CHENNAI: Jamie Overton was the difference in Chennai Super Kings’ morale boosting win against Delhi Capitals at the MA Chidambaram Stadium on Saturday. While his numbers (4/18) may look impressive, it was his hard lengths that he chose to bowl that caught the Delhi batters off-guard. In Delhi’s chase of 213, Overton accounted for key wickets.
The lanky English all-rounder’s performance with the ball is more significant, especially after what he was put to in Chennai’s big defeat to Royal Challengers Bengaluru recently. Overton went for 42 runs in four overs, and was blasted for four sixes and a boundary by explosive Australian batter Tim David. On Saturday, he kept it tight with his hard lengths, and bowled the right kind of ball with venom to get batters out
“He’s rattled everybody tonight with the pace that he had,” CSK’s bowling consultant Eric Simons told in the post-match press conference on Saturday.
Simons explained how Overton and other CSK bowlers discuss their plans and stick to it, and if the situations calls for it, they would adapt. “One of the last things we always say is conditions override planning. So you might get here into having a ball of hard links, seam up, and you find that it's pace of crossing and you have to adapt quickly and I think that's what they did really well tonight,” he said.
With Australian pacer Nathan Ellis – CSK’s designated frontline pacer – getting injured just days before the season began, the onus was on Overton to take that role up and owl across phases. “I think the important thing is that each person finds his way of doing the job in the area of the game that he has to bowl. So he tried something last week which didn't work. But, he really went with his strengths and went with the hard lengths. He's had a good yorker. He's working on an off‑pace delivery, which when you're bowling at 150 kilometres a line, you've got an off‑pace delivery that's around under 120, then it's really effective. So he's done some work on that as well.
Every athlete has his or her own way of recovering from setbacks. Some may take time, while others may respond within days." For Overton, after that beating from David on April 5, it was the latter. Simons explained that he had one of those days. “You have to always look at a performance based on execution and outcome use. Sometimes you bowl the same ball and a wicked ball goes up in the air, the next time it goes over the fence with six. So as bowlers, I think the resilience is perhaps one of the most important things you have to have. And then it's important for a team to give bowlers in the modern game safety. That means you're going to have bad performances. I mean, Arshdeep Singh went for 50 runs today (2/50). That's going to happen. So it doesn't make you a bad bowler, and you need to have the support of your team around you, The guys need to know that we still believe and trust you, and Jamie showed that today,” he said.
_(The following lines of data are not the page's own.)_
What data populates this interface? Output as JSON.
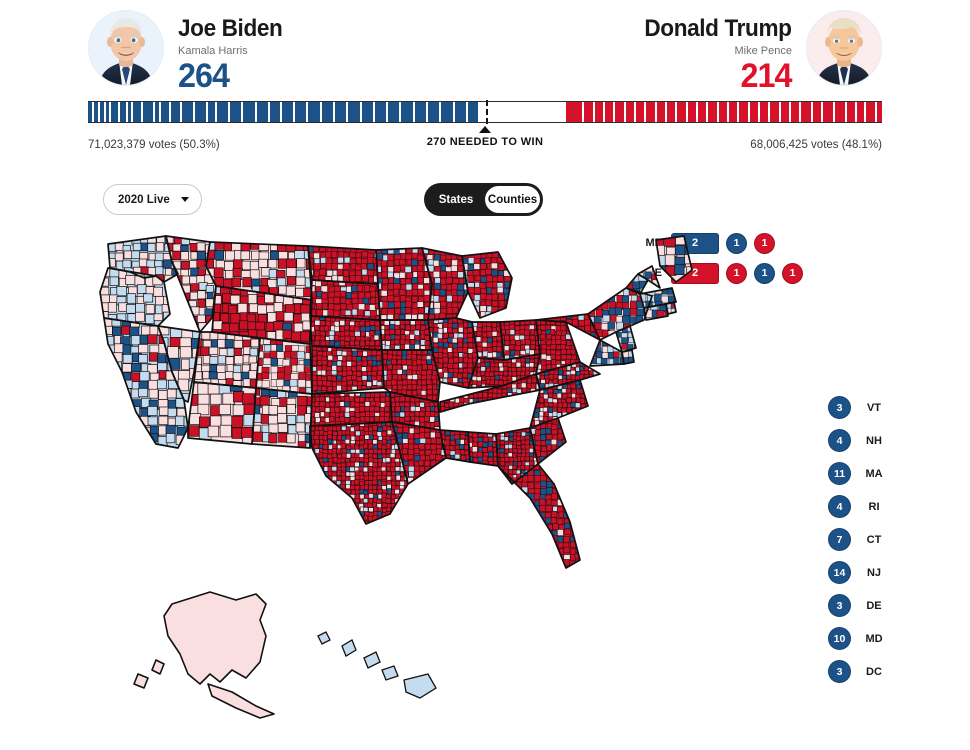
{
  "header": {
    "left_candidate": {
      "name": "Joe Biden",
      "running_mate": "Kamala Harris",
      "electoral_votes": "264",
      "popular_votes": "71,023,379 votes (50.3%)",
      "color": "#1d5288",
      "avatar_name": "joe-biden-photo"
    },
    "right_candidate": {
      "name": "Donald Trump",
      "running_mate": "Mike Pence",
      "electoral_votes": "214",
      "popular_votes": "68,006,425 votes (48.1%)",
      "color": "#d4132b",
      "avatar_name": "donald-trump-photo"
    },
    "threshold_label": "270 NEEDED TO WIN",
    "threshold_value": 270,
    "total_electoral": 538
  },
  "controls": {
    "year_dropdown": {
      "selected": "2020 Live",
      "icon": "chevron-down-icon"
    },
    "view_toggle": {
      "options": [
        "States",
        "Counties"
      ],
      "selected": "Counties"
    }
  },
  "districts": [
    {
      "state": "ME",
      "at_large": {
        "value": "2",
        "party": "dem"
      },
      "seats": [
        {
          "value": "1",
          "party": "dem"
        },
        {
          "value": "1",
          "party": "rep"
        }
      ]
    },
    {
      "state": "NE",
      "at_large": {
        "value": "2",
        "party": "rep"
      },
      "seats": [
        {
          "value": "1",
          "party": "rep"
        },
        {
          "value": "1",
          "party": "dem"
        },
        {
          "value": "1",
          "party": "rep"
        }
      ]
    }
  ],
  "small_states": [
    {
      "abbr": "VT",
      "votes": "3",
      "party": "dem"
    },
    {
      "abbr": "NH",
      "votes": "4",
      "party": "dem"
    },
    {
      "abbr": "MA",
      "votes": "11",
      "party": "dem"
    },
    {
      "abbr": "RI",
      "votes": "4",
      "party": "dem"
    },
    {
      "abbr": "CT",
      "votes": "7",
      "party": "dem"
    },
    {
      "abbr": "NJ",
      "votes": "14",
      "party": "dem"
    },
    {
      "abbr": "DE",
      "votes": "3",
      "party": "dem"
    },
    {
      "abbr": "MD",
      "votes": "10",
      "party": "dem"
    },
    {
      "abbr": "DC",
      "votes": "3",
      "party": "dem"
    }
  ],
  "palette": {
    "dem_strong": "#1d5288",
    "dem_light": "#c5dcf0",
    "rep_strong": "#cc1127",
    "rep_light": "#fadfe0",
    "bar_dem": "#1d5288",
    "bar_rep": "#d4132b",
    "border": "#111111"
  },
  "map": {
    "title": "2020 presidential election county results map",
    "projection": "albers-usa"
  }
}
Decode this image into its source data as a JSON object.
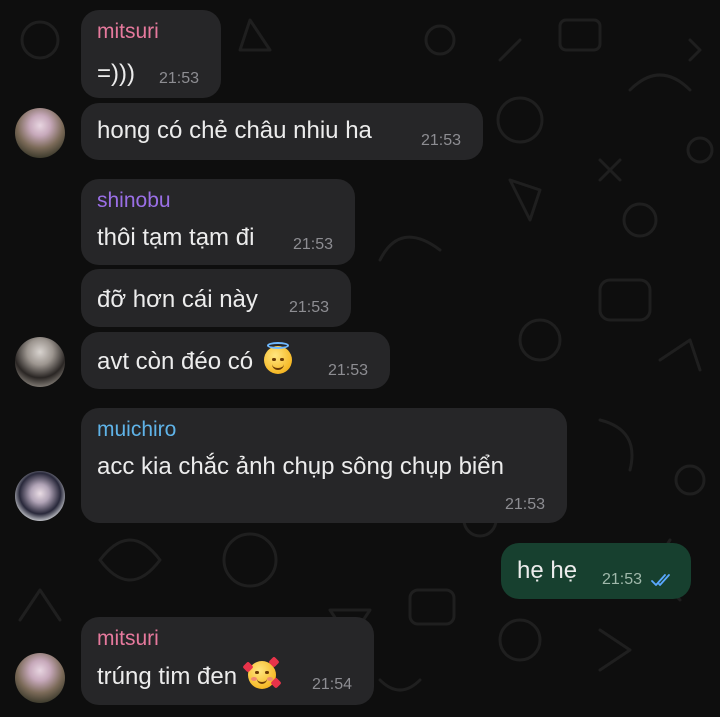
{
  "messages": [
    {
      "sender": "mitsuri",
      "sender_color": "#e6799d",
      "text": "=)))",
      "time": "21:53"
    },
    {
      "text": "hong có chẻ châu nhiu ha",
      "time": "21:53"
    },
    {
      "sender": "shinobu",
      "sender_color": "#9a6fe6",
      "text": "thôi tạm tạm đi",
      "time": "21:53"
    },
    {
      "text": "đỡ hơn cái này",
      "time": "21:53"
    },
    {
      "text": "avt còn đéo có",
      "emoji": "smiling-face-with-halo",
      "time": "21:53"
    },
    {
      "sender": "muichiro",
      "sender_color": "#5fb3e8",
      "text": "acc kia chắc ảnh chụp sông chụp biển",
      "time": "21:53"
    },
    {
      "outgoing": true,
      "text": "hẹ hẹ",
      "time": "21:53",
      "status": "read"
    },
    {
      "sender": "mitsuri",
      "sender_color": "#e6799d",
      "text": "trúng tim đen",
      "emoji": "smiling-face-with-hearts",
      "time": "21:54"
    }
  ],
  "colors": {
    "background": "#0e0e0e",
    "incoming_bubble": "#262628",
    "outgoing_bubble": "#17402f",
    "read_ticks": "#5aa8ff"
  }
}
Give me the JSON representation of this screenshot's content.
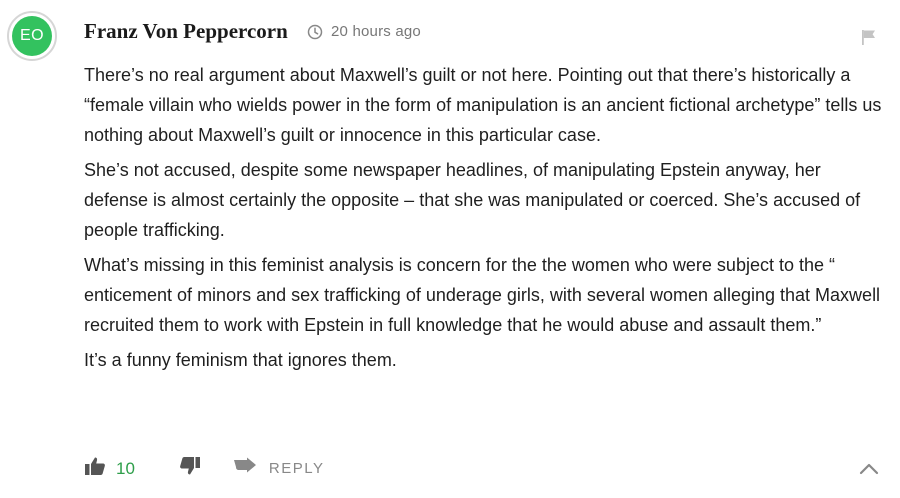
{
  "comment": {
    "avatar_initials": "EO",
    "avatar_color": "#33c25f",
    "author": "Franz Von Peppercorn",
    "timestamp": "20 hours ago",
    "paragraphs": [
      "There’s no real argument about Maxwell’s guilt or not here. Pointing out that there’s historically a “female villain who wields power in the form of manipulation is an ancient fictional archetype” tells us nothing about Maxwell’s guilt or innocence in this particular case.",
      "She’s not accused, despite some newspaper headlines, of manipulating Epstein anyway, her defense is almost certainly the opposite – that she was manipulated or coerced. She’s accused of people trafficking.",
      "What’s missing in this feminist analysis is concern for the the women who were subject to the “ enticement of minors and sex trafficking of underage girls, with several women alleging that Maxwell recruited them to work with Epstein in full knowledge that he would abuse and assault them.”",
      "It’s a funny feminism that ignores them."
    ],
    "actions": {
      "like_count": "10",
      "reply_label": "REPLY"
    },
    "icons": [
      "clock-icon",
      "flag-icon",
      "thumbs-up-icon",
      "thumbs-down-icon",
      "reply-arrow-icon",
      "chevron-up-icon"
    ]
  }
}
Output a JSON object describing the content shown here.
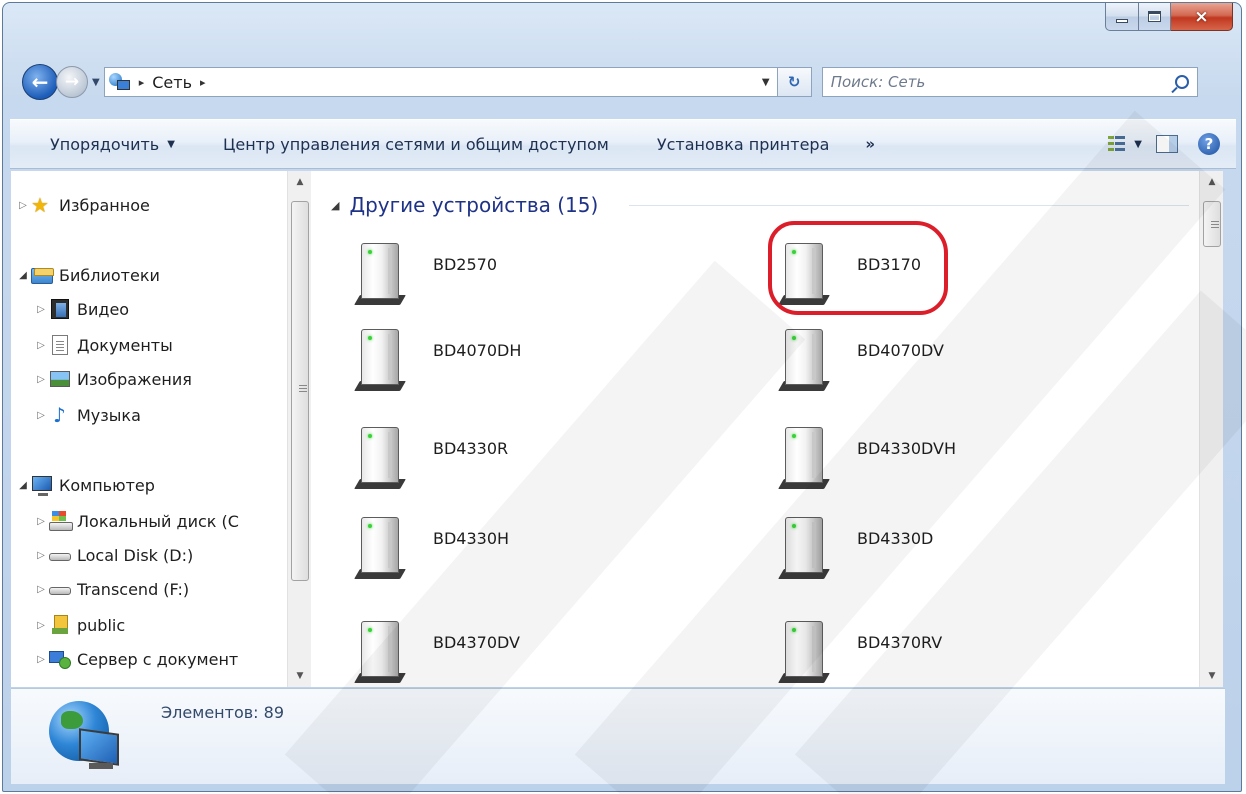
{
  "window": {
    "caption_buttons": {
      "minimize": "minimize-icon",
      "maximize": "maximize-icon",
      "close": "×"
    }
  },
  "address_bar": {
    "location_icon": "network-icon",
    "breadcrumb_sep_1": "▸",
    "location": "Сеть",
    "breadcrumb_sep_2": "▸",
    "dropdown": "▼",
    "refresh_glyph": "↻"
  },
  "search": {
    "placeholder": "Поиск: Сеть"
  },
  "command_bar": {
    "organize": "Упорядочить",
    "organize_arrow": "▼",
    "network_center": "Центр управления сетями и общим доступом",
    "install_printer": "Установка принтера",
    "more": "»",
    "view_arrow": "▼",
    "help_glyph": "?"
  },
  "nav_pane": {
    "favorites": "Избранное",
    "libraries": "Библиотеки",
    "video": "Видео",
    "documents": "Документы",
    "images": "Изображения",
    "music": "Музыка",
    "computer": "Компьютер",
    "local_disk_c": "Локальный диск (С",
    "local_disk_d": "Local Disk (D:)",
    "transcend_f": "Transcend (F:)",
    "public": "public",
    "server": "Сервер с документ"
  },
  "content": {
    "group_title": "Другие устройства (15)",
    "devices": [
      "BD2570",
      "BD3170",
      "BD4070DH",
      "BD4070DV",
      "BD4330R",
      "BD4330DVH",
      "BD4330H",
      "BD4330D",
      "BD4370DV",
      "BD4370RV"
    ]
  },
  "details": {
    "items_count": "Элементов: 89"
  },
  "colors": {
    "highlight": "#dc1e2a",
    "group_title": "#1e3287",
    "accent": "#2a5ea8"
  }
}
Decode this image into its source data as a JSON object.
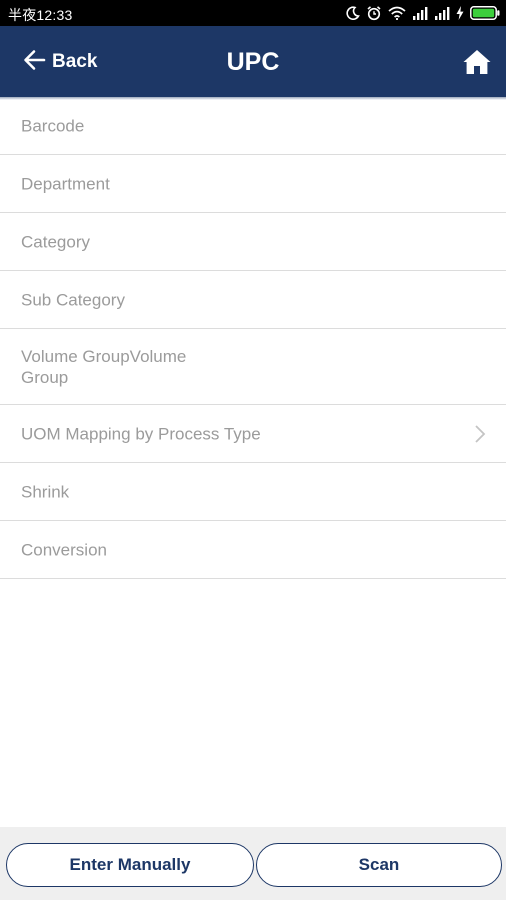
{
  "status_bar": {
    "time": "半夜12:33",
    "icons": [
      "moon-icon",
      "alarm-icon",
      "wifi-icon",
      "signal-icon",
      "signal-icon",
      "charging-icon",
      "battery-icon"
    ]
  },
  "header": {
    "back_label": "Back",
    "title": "UPC",
    "home_icon": "home-icon",
    "background_color": "#1d3766"
  },
  "list": {
    "items": [
      {
        "label": "Barcode",
        "has_chevron": false
      },
      {
        "label": "Department",
        "has_chevron": false
      },
      {
        "label": "Category",
        "has_chevron": false
      },
      {
        "label": "Sub Category",
        "has_chevron": false
      },
      {
        "label": "Volume GroupVolume Group",
        "has_chevron": false
      },
      {
        "label": "UOM Mapping by Process Type",
        "has_chevron": true
      },
      {
        "label": "Shrink",
        "has_chevron": false
      },
      {
        "label": "Conversion",
        "has_chevron": false
      }
    ]
  },
  "footer": {
    "enter_manually_label": "Enter Manually",
    "scan_label": "Scan"
  }
}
More questions in batters mind the better
One of the other things that the former South African bowler has been working with the bowlers is to make batsman contemplate their decisions. Simons, with the example of Capitals’ Proteas pacer Lungi Ngidi, explained on how the bowlers were able to work on tricking batters. “I sit a lot in bowling meetings, and when batsmen are doing certain things, the bowlers talk a lot about it. So, if a batsman scoring behind the wicket, we talk a lot about it, and when a bowler's got a particularly good off‑pace delivery or a good yorker the batters have to talk more about it.
So, as bowlers, we want to get questions in the batsmen's minds, and looking at off‑pace delivery is asking a lot of questions of batsmen and giving them lots of doubt,” he said.
Simons has been key in Ngidi’s growth as a multi-pronged bowler, as he displayed that in the recently concluded Men’s T20 World Cup in India. His off-pace deliveries put batters in a tizzy.
“We know what he does particularly well. He's modeled on what DJ Bravo does and the way he vaults it, which is a very particular way of plotting a slow ball.It has just become more and more effective. So the last sort of 18 months, it's really been really the main weapon in his arsenal,” he said.